It is a familiar tale across Canada, whether it is a farmer lobby to receive compensation for environmental and landscape stewardship services they provide or the battle for compensation for fuel pipelines and power lines that cross properties.

However, the battle is more intense and politically charged in Ontario.

Fox suggested it is because the province is the most urban in the country and home to millions of urban residents with no rural connections.

“They live in their small condos in the city and consider rural areas their playground for the weekend.”

He said the rural resentment began to grow in the 1960s and 1970s when rules were passed to preserve the Niagara Escarpment. They escalated in the 1990s with the creation of greenbelts around cities that arbitrarily limited the rights of landowners without compensation.

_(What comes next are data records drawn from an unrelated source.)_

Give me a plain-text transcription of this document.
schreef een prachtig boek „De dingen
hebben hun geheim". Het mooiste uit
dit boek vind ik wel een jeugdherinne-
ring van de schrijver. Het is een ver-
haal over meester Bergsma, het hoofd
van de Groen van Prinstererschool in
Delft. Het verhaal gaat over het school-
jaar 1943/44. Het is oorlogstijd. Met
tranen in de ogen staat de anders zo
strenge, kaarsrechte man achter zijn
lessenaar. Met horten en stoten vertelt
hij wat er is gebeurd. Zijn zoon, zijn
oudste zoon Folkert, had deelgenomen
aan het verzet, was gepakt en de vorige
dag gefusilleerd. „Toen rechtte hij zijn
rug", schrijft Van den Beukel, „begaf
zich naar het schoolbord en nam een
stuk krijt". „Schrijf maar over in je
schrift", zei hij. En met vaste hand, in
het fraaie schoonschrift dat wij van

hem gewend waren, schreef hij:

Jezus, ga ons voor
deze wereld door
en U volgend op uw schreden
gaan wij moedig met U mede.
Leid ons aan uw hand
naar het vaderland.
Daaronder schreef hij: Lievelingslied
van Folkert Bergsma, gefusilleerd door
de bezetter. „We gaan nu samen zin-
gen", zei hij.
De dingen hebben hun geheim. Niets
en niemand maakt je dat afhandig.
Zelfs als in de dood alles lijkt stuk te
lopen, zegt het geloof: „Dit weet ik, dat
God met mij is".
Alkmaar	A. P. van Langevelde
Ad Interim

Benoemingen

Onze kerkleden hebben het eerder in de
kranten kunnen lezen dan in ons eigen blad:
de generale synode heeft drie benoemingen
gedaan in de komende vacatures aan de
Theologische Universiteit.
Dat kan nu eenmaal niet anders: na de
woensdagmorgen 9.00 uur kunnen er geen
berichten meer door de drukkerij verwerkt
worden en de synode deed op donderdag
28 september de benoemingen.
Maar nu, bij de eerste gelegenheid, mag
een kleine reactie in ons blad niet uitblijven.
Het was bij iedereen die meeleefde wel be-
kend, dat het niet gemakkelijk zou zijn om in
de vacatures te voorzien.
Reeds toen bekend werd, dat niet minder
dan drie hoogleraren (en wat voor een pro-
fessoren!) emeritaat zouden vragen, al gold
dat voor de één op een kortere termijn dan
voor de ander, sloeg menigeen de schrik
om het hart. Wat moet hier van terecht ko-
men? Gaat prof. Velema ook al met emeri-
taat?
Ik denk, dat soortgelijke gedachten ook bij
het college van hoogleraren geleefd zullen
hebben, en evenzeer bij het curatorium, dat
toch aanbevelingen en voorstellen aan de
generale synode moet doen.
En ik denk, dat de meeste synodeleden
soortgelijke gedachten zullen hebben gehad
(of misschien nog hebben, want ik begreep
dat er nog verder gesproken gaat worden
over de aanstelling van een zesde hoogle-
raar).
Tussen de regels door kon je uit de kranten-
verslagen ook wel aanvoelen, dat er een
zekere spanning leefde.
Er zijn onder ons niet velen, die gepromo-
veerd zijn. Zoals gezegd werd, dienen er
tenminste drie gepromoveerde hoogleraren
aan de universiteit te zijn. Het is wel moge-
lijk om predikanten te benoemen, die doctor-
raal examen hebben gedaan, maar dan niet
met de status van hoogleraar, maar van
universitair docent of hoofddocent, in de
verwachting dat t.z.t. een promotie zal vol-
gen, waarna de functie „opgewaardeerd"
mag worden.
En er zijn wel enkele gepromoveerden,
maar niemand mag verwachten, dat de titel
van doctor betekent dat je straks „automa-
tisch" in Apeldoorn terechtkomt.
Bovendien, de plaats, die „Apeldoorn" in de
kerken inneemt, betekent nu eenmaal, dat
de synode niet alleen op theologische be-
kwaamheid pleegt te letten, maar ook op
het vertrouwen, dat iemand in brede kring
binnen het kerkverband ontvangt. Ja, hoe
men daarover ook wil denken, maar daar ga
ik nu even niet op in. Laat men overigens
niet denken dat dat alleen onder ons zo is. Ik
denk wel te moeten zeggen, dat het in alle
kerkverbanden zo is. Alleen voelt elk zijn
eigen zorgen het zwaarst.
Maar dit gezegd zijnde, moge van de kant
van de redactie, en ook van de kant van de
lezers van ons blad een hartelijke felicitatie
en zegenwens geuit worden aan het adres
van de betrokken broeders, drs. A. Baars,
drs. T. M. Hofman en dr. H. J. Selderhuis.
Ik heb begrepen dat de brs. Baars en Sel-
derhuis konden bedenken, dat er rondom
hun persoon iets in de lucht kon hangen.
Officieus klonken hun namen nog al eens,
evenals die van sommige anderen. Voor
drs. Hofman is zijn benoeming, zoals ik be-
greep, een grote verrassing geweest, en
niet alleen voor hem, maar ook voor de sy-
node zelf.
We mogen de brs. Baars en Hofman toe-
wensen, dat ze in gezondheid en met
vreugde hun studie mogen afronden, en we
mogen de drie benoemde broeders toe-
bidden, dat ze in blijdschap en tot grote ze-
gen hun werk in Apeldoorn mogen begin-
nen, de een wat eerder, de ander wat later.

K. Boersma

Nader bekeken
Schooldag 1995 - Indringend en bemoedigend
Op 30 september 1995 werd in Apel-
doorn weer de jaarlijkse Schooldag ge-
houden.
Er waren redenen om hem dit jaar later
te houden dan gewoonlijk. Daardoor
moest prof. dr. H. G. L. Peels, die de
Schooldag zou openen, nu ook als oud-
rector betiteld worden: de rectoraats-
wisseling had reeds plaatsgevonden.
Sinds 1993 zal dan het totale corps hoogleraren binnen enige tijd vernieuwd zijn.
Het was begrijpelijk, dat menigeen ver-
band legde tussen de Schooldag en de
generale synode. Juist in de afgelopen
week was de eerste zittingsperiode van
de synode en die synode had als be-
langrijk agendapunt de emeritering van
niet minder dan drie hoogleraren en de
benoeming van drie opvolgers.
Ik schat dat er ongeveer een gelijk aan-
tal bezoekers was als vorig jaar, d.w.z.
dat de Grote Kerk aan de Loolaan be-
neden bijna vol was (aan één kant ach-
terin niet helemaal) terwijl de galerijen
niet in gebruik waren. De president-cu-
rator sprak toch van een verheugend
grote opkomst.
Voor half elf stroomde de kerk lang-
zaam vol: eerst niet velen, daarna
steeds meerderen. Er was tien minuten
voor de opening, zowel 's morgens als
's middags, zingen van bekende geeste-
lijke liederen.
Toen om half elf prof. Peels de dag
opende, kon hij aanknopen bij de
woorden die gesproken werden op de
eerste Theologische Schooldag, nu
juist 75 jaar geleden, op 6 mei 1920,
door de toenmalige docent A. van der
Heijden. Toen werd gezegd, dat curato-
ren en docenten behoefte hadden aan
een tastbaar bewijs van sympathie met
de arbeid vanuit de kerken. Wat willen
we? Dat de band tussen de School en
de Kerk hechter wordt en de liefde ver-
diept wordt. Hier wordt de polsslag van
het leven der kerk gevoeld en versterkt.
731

The proliferation of rural wind turbines has increased the divisions in the past decade.

“Although I think the tinderbox was filled in the 1970s, the tipping point came in the 1990s when the number of rules and regulations increased dramatically,” said Fox.

“The Ontario farmers I know have a strong land and environmental ethic, but they also have a strong view of the rights of land ownership.”

He said most urban residents are oblivious to the divide.

“In most cases, I don’t believe they know this is going on.”

However, it has significant political implications.

The province’s Liberal government lost its majority in the 2011 provincial election because it lost most of its rural seats.

Premier Kathleen Wynne has recognized the divide and appointed herself, a Toronto MPP with no rural experience, as agriculture minister.

“The premier is trying to mend fences,” Fox said. “But there is a very large divide. Good luck trying to bridge it. There is unrest in rural Ontario. Not civil unrest — it is very civil — but it is real.”